Banerjee sees the film as a “fable about modern India”. “On the surface it is an often funny and thrilling ride. But at its core, it is about what the new and ‘liberated’ India is,” he had said, after the release of the film, which went on to become a cult classic. The film and further acts of infamy gained Bunty not only a slot in the “most wanted” lists across States but also in Mumbai’s TV studios.
Roped in for the fourth season of the reality TV show Bigg Boss, Bunty found himself in rather exceptional company — Abbas Kazmi, one of the lawyers who represented 26/11 terrorist Ajmal Kasab, former professional wrestler Khali, former bandit and Samajwadi Party member Seema Parihar and Bhojpuri superstar Manoj Tiwari. He didn’t last long though; the organisers sent him out on the second day of filming because he was “constantly hurling abuses, trying to cover cameras with socks and (had) complete disrespect for the house rules”. The super-thief was also approached to host crime shows on Hindi channels, but nothing came of it.

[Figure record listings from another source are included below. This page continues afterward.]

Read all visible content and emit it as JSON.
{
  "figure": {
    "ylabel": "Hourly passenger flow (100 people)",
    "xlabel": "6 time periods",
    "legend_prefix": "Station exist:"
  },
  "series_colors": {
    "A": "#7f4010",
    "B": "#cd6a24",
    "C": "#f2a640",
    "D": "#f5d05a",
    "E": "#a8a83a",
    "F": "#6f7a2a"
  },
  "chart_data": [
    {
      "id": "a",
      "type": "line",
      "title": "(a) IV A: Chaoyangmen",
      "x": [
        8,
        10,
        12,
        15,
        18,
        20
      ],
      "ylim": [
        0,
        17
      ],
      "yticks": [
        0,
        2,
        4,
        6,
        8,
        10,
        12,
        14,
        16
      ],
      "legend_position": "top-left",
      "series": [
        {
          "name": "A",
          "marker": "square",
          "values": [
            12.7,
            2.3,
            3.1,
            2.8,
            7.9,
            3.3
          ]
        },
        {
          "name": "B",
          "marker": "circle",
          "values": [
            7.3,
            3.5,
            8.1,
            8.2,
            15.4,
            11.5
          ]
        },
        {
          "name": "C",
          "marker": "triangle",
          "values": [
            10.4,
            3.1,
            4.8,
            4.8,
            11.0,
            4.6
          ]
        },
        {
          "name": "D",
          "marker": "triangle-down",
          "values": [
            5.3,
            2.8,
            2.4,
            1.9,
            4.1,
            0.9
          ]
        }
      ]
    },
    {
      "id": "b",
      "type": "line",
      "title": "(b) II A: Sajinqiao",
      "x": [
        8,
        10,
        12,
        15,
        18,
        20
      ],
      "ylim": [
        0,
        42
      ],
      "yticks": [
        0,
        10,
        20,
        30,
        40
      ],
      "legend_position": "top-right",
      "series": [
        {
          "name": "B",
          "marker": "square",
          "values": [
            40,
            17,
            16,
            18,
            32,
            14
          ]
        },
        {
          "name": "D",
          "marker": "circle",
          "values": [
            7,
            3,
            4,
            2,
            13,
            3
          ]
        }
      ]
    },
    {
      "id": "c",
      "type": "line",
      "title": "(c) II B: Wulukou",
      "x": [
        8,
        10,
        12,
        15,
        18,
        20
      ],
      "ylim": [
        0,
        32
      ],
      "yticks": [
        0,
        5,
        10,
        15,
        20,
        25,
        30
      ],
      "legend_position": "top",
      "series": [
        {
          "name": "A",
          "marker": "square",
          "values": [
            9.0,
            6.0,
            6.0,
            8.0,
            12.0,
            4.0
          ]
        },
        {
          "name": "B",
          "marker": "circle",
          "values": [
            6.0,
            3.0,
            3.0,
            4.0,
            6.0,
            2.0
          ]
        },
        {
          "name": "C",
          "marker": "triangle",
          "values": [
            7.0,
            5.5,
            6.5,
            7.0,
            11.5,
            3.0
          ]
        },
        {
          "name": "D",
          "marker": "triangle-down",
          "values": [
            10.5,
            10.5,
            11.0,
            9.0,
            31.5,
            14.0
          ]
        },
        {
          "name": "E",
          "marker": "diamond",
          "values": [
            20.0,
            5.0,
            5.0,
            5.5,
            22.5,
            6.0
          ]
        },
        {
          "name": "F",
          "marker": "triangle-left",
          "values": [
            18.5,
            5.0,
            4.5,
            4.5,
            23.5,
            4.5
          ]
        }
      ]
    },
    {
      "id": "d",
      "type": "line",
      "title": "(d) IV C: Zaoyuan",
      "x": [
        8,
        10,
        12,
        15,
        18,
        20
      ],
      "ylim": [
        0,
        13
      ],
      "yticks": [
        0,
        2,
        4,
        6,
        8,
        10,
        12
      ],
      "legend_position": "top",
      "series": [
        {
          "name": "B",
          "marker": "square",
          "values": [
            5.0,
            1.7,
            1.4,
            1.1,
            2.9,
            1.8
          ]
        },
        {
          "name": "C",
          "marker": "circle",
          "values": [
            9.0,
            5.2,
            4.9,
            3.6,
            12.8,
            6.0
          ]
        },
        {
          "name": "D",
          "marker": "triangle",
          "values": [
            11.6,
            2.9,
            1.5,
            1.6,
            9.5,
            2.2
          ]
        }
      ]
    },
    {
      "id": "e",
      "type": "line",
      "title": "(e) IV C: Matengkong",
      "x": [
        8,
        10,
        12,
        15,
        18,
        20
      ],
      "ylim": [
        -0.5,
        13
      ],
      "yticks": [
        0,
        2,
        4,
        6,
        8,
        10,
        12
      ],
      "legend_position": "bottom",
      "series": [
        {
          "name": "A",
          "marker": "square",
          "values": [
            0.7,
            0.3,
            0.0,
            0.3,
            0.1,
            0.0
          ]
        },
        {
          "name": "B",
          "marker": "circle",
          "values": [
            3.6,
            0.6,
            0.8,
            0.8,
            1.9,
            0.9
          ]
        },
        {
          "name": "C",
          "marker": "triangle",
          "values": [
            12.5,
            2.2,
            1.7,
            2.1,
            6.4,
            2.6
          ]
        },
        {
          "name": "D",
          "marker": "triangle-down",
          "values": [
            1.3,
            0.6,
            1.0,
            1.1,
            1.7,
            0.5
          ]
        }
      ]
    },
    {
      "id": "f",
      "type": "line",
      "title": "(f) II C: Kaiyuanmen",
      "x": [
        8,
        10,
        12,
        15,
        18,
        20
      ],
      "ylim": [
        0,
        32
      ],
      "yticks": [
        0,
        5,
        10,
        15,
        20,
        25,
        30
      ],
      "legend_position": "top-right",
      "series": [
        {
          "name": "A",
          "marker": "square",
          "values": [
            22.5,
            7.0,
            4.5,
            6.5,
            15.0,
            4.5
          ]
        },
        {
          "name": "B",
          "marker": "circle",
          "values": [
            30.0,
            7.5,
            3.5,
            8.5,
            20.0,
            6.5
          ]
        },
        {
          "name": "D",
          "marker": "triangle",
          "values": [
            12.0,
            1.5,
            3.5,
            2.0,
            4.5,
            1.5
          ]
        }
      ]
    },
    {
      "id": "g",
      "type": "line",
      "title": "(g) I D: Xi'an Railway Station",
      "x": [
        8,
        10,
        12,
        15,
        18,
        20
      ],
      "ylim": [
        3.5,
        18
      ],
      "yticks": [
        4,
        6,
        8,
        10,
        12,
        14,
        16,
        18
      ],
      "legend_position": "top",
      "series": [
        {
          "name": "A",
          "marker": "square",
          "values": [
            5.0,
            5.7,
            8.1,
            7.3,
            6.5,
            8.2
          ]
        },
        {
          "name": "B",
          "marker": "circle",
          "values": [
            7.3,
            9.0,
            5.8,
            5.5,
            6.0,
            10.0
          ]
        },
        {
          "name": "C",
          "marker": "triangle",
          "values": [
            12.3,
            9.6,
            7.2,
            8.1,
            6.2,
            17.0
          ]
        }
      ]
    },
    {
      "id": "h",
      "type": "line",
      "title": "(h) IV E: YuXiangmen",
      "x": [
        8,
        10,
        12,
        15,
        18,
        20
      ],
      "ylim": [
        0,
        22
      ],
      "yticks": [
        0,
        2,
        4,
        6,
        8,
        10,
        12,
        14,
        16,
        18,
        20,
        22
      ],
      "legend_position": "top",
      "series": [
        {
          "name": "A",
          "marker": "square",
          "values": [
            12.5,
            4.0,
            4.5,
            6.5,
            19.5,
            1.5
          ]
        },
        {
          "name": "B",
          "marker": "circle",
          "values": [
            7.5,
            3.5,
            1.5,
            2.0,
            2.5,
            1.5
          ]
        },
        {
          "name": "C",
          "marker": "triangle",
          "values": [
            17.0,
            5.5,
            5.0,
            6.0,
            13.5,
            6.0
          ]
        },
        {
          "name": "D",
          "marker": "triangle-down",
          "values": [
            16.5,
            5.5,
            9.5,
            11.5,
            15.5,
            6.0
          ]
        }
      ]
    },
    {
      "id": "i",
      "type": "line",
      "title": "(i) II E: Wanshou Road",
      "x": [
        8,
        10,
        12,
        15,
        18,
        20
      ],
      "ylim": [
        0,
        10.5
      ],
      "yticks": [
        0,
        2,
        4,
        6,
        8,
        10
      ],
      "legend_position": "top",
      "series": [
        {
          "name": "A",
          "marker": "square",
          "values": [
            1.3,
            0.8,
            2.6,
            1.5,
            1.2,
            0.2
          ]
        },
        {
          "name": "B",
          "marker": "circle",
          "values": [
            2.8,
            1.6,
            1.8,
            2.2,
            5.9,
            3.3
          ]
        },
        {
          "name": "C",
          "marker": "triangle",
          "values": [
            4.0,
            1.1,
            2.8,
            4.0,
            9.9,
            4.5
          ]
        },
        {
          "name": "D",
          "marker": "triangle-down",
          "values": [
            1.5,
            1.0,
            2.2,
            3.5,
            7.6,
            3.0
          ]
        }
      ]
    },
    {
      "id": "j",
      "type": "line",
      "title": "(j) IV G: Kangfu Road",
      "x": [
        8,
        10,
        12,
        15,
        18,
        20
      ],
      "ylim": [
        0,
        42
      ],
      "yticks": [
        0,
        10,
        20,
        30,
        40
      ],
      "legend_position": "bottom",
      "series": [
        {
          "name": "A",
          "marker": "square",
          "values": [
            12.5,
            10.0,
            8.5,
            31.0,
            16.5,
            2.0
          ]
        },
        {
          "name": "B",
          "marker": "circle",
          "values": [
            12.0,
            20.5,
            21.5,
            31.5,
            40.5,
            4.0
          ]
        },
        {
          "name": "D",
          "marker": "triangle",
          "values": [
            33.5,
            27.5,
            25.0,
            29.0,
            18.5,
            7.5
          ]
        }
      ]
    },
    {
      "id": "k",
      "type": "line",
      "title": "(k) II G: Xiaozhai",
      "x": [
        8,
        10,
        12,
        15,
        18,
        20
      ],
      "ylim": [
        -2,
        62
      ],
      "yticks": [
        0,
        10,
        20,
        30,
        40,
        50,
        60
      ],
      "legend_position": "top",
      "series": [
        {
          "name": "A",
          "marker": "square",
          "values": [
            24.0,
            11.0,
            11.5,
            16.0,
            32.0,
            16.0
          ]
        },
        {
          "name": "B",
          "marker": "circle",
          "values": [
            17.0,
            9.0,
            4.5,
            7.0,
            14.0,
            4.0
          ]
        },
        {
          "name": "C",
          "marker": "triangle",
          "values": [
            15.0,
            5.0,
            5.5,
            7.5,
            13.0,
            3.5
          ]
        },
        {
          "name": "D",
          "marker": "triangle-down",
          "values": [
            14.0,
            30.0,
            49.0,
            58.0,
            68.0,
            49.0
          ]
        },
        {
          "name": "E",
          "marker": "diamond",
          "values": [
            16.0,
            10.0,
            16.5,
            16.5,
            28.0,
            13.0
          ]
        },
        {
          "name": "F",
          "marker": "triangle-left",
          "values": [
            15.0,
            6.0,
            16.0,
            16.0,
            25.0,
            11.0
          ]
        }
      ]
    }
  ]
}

Last year, a Malayalam film called Bunty Chor was released, but unlike its Hindi counterpart it was not a hit.
A strange kind of thief
“In one of his heists, Bunty stole a photo of the homeowner’s wife and daughter, along with the furniture,” recalls Singh. “We were worried he may be planning to kidnap them… When we arrested him though, we found that he had placed the photo frame in his living room along with the stolen furniture, and was pretending to be an NRI-businessman based in Singapore. He was really unusual in that sense.”
After his arrest in 2007 and eventual release in 2010, the police assisted Bunty in setting up a detective agency in Delhi when he asked for their help to “lead a positive life”. Krishna Detective and Security Experts didn’t stay in business for long though, not after Bunty was arrested again in 2013. He had stolen an SUV from a businessman’s house in Thiruvananthapuram and the police tracked him down in Pune.
When we contacted K Padmakumar, ADGP, Kerala Police, he confirmed that Bunty was still in their custody. Now all that the Delhi police can hope for is that the latest superchor inspired crimes were nothing more than a flash in the pan. “The theft in Vasant Kunj is just a one-off incident. If we see more such cases, then we will have to consider them as copycat crimes, based on Bunty’s style,” says a senior officer. “For Bunty though, it was never about the stolen property he amassed, it was always about how he got away with it. He was definitely a stylish kind of thief.”